The press, radio and television shall have the greatest possible degree of freedom, within the framework of the Freedom of the Press Act and the constitutional right of freedom of speech, in order to be able to serve as disseminators of news and as scrutinizers of public affairs. In this connection, however, it is important that the individual is protected from unwarranted suffering as a result of publicity.
Ethics does not consist primarily of the application of a formal set of rules but in the maintenance of a responsible attitude in the exercise of journalistic duties. The code of ethics for press, radio and television is intended to provide support for this attitude.
I. RULES ON PUBLICITY
Provide accurate news
1. The role played by the mass media in society and the confidence of the general public in these media call for accurate and objective news reports.
2. Be critical of news sources. Check facts as carefully as possible in the light of the circumstances even if they have been published earlier. Allow the reader/listener/viewer the possibility of distinguishing between statements of fact and a comments.

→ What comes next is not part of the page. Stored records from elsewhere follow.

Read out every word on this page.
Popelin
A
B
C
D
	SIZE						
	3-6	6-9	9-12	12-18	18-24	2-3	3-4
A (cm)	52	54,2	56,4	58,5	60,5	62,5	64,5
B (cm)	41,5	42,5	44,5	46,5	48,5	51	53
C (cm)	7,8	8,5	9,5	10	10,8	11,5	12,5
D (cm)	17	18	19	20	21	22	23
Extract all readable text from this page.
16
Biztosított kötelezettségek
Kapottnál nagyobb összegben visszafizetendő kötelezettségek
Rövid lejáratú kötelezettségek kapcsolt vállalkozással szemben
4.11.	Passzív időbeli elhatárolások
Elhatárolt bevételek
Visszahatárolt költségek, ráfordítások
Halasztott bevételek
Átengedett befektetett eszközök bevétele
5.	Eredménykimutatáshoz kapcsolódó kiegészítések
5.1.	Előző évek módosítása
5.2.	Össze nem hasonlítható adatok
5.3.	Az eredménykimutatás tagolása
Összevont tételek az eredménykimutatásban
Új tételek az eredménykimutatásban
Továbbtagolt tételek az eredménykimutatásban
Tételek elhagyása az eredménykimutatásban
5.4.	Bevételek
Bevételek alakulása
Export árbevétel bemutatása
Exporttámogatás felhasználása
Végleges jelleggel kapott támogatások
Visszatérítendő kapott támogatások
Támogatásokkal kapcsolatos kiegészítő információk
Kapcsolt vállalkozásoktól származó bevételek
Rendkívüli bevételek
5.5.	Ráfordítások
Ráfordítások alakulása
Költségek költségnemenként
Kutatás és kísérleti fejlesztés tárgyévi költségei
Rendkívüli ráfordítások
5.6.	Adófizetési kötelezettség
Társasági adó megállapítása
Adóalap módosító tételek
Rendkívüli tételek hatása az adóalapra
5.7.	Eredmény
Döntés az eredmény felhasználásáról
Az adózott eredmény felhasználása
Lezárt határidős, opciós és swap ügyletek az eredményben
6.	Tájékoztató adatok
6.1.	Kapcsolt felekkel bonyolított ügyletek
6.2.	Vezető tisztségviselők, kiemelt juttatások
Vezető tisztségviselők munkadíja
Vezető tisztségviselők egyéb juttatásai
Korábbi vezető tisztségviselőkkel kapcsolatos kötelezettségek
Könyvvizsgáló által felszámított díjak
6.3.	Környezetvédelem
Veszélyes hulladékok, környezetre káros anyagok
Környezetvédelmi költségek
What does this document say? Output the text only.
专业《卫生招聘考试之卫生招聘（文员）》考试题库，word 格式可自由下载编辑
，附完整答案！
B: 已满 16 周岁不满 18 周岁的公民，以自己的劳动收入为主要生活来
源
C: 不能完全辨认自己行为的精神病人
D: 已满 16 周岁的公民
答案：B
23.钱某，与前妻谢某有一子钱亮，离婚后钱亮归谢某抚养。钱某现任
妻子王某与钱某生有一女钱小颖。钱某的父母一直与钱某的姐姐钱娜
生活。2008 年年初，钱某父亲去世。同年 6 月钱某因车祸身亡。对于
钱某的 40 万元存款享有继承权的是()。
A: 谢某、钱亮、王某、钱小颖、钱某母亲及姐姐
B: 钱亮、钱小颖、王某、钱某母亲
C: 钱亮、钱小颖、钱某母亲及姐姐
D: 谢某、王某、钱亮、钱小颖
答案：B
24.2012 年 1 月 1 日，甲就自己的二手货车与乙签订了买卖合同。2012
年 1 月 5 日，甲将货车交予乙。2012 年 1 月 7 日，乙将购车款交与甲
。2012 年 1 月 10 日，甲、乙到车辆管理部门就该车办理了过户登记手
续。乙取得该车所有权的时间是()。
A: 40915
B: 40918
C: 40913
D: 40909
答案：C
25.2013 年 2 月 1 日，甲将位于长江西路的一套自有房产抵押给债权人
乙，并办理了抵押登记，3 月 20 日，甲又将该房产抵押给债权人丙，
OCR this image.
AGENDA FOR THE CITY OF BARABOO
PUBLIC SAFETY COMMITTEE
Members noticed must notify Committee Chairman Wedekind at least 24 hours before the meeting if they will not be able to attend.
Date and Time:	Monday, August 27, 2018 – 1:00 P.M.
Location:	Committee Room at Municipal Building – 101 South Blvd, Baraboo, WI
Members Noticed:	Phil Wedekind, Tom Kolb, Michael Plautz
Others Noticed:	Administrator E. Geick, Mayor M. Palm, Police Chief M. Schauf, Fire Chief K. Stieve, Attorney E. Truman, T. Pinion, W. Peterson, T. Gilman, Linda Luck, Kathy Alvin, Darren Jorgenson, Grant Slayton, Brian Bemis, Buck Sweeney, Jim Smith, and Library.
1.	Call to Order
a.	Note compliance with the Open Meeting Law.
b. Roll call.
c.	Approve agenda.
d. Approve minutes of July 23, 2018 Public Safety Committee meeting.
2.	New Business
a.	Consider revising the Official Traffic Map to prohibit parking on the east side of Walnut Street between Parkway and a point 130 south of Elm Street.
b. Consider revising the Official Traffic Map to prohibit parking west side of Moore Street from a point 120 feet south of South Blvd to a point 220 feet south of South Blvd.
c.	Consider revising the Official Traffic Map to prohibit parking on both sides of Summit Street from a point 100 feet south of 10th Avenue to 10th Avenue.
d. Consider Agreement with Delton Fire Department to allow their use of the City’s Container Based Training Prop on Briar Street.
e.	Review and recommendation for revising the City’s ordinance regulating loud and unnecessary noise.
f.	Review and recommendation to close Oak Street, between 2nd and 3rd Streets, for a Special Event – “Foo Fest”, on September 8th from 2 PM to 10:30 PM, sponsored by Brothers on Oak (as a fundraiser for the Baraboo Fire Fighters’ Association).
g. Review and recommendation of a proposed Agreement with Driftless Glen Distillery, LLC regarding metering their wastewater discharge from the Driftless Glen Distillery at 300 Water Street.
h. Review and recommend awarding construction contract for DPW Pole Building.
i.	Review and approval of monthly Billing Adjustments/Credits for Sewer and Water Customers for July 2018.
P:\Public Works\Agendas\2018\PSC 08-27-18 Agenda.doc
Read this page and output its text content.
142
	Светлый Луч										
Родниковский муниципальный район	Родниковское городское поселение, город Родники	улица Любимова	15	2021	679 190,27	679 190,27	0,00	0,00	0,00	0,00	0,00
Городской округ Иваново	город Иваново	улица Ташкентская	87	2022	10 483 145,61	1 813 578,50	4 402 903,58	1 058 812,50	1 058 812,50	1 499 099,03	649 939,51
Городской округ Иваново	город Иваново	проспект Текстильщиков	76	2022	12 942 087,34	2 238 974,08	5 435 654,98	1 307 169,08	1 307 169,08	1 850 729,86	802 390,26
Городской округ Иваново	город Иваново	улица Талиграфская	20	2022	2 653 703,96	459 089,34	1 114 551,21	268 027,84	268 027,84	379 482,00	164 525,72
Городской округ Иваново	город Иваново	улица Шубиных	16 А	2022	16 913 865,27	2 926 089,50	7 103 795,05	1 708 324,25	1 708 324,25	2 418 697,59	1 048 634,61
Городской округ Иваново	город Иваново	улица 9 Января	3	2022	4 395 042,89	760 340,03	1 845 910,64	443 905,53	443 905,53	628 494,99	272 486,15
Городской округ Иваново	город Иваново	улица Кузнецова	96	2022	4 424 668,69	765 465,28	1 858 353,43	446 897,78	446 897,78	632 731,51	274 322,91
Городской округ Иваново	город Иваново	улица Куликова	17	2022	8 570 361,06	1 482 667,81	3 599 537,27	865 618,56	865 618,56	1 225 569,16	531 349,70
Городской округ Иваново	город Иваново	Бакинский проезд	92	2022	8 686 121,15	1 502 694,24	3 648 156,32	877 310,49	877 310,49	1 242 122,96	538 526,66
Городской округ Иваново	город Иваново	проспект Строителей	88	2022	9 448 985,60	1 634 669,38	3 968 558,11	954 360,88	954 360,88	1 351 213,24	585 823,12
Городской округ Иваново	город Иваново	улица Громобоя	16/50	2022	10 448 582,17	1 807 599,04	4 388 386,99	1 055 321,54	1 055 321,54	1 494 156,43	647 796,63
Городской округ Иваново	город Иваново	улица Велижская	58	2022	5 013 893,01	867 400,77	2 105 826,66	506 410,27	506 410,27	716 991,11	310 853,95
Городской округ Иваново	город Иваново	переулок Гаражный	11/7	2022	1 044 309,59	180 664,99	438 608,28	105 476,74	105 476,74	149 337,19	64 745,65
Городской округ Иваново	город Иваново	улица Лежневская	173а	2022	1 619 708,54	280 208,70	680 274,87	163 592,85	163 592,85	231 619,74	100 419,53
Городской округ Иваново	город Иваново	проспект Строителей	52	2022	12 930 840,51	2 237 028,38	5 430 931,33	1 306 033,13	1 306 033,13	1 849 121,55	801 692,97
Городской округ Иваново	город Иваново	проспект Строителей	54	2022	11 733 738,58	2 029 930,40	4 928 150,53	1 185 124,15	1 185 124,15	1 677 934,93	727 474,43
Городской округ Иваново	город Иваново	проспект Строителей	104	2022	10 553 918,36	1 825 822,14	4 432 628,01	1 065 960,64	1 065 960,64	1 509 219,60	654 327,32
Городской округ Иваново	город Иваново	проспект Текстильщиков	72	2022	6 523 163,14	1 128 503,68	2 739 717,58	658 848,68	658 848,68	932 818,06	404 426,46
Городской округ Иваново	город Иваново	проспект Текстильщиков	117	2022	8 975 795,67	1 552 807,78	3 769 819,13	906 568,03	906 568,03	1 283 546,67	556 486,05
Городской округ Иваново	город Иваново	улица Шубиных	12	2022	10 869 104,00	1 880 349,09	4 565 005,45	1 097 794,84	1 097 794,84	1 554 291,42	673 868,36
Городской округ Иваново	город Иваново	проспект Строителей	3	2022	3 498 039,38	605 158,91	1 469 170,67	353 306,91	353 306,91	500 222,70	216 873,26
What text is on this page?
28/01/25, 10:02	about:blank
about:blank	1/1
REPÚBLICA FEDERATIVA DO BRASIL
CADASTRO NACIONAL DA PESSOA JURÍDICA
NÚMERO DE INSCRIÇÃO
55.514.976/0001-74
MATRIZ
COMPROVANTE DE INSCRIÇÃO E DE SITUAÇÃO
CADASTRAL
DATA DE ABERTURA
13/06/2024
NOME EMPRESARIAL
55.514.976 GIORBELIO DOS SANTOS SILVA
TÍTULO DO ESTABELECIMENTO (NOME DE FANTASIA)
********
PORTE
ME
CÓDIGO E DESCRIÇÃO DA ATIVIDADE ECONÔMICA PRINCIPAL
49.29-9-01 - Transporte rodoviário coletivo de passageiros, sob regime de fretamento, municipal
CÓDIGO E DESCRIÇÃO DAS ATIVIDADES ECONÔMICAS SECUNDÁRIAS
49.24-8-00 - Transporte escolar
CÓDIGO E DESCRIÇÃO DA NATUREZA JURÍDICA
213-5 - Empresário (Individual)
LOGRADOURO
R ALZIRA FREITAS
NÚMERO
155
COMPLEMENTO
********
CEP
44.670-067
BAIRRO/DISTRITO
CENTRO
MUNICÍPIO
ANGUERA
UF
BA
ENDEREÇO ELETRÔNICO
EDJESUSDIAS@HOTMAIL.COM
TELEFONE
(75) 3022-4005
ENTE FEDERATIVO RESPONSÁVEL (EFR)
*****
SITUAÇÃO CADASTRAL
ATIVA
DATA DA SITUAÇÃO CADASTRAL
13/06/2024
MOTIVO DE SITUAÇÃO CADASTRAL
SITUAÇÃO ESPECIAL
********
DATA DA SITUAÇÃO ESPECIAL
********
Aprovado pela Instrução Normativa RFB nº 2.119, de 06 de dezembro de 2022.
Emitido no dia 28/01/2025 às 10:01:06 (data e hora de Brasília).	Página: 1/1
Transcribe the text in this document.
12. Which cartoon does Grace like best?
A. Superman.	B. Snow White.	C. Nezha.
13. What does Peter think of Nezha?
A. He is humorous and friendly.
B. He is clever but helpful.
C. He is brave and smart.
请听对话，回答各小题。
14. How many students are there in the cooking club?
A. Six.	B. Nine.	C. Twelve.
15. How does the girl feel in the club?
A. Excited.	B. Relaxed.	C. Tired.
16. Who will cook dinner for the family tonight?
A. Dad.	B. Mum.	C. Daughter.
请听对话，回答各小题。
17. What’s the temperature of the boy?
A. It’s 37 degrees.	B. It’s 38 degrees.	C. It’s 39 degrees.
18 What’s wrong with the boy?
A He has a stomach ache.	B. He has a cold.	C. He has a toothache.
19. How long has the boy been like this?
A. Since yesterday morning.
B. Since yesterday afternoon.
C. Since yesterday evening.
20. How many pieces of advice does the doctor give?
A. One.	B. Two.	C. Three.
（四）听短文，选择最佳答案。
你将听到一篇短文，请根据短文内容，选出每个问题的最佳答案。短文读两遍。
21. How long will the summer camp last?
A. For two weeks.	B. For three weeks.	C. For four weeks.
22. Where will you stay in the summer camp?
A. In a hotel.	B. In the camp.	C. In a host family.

3. Newsbills, headlines and introductory sections must be supported by the text.
4. Check the authenticity of pictures. See to it that pictures and graphical illustrations are correct and are not used in a misleading way.
Treat rebuttals generously
5. Factual errors should be corrected when called for. Anyone wishing to rebut a statement shall, if this is legitimate, be given the opportunity to do so. Corrections and rebuttals shall be published promptly in appropriate form, in such a way that they will come to the attention of those who received the original information. It should be noted that a rebuttal does not always call for an editorial comment.
6. Publish without delay critical rulings issued by the Swedish Press Council in cases concerning your own newspaper.
Respect individual privacy
7. Consider carefully any publicity which could violate the privacy of individuals. Refrain from such publicity unless the public interest obviously demands public scrutiny.
8. Exercise great caution in publishing information about suicide and attempted suicide, particularly with regard to the feelings of relatives and in view of what has been said above concerning the privacy of individuals.
9. Always show the greatest possible consideration for victims of crime and accidents. Consider carefully the question whether to publish names and pictures with regard to the victims and their relatives.
10. Do not emphasize ethnic origin, sex, nationality, occupation, political affiliation, religious persuasion or sexual disposition in the case of the persons concerned if such particulars are not important in the specific context and demeaning.
Exercise care in the use of pictures
11. Whenever appropriate, these rules also apply to pictures.
12. Montage, electronic retouch and captions should be handled in such a way as not to mislead or deceive the reader. Whenever a picture has been altered through montage or retouch this should be stated. This also applies to such material when it is filed in picture libraries.
Listen to each side
13. Offer persons, who are criticized in a factual report, the opportunity to reply instantly to the criticism. Aim at presenting the views of all parties involved. Bear in mind that the sole objective of filing complaints of various kinds with various bodies may be to cause harm to an individual.
14. Remember that, in the eyes of the law, a person suspected of an offence is always presumed innocent until proven guilty. The final outcome of a legal case should be published if it has been previously reported on.
Be cautious in publishing names
15. Give careful consideration to the harmful consequences that might ensue for persons if their names are published. Refrain from publishing names if it might cause harm unless it is obviously in the public interest.
16. In case a person´s name is not published, also refrain from publishing a picture of that person or particulars of occupation, title, age, nationality, sex, etc, which would enable identification.
17. Bear in mind that the entire responsibility for publishing names and pictures rests with the publisher.
COMMENTS ON PART I
The Swedish Press Council is primarily responsible for interpreting the concept "good journalistic practice" as far as the press is concerned; in matters not referred to the Press Council, the Press Ombudsman has this responsibility. It should be noted that the Press Council and the Press Ombudsman do not deal with possible deviations from the rules in radio or television programmes. The Swedish Broadcasting Commission, appointed by the government, is responsible for monitoring such programmes.
The criticized newspaper will publish the Press Council´s ruling. In addition brief reports will also be published in Pressens Tidning (The Press Journal) and in Journalisten (The Journalist). Subscriptions to the Press Council´s decisions are handled by the Swedish Newspaper Publishers Association (Tidningsutgivarna).
Rulings by the Broadcasting Commission may be ordered from the Commission Secretariat.
Notes: Issued by Pressens Samarbetsnämnd, 2001. Pressens Samarbetsnämnd is a Joint Committee founded by the leading media organisations in Sweden: The Newspapers Publishers Association, The Magazine Publishers Association, The Union of Journalists and The National Press Club. These four organisations are responsible for the Charter of the Press Council and the Standing Instructions for the Press Ombudsman. They all contribute to the financing of the Press Council and the Office of the Press Ombudsman. The concept of self-regulation means that the parties define the ethical and professional guidelines and see to it that these guidelines are respected.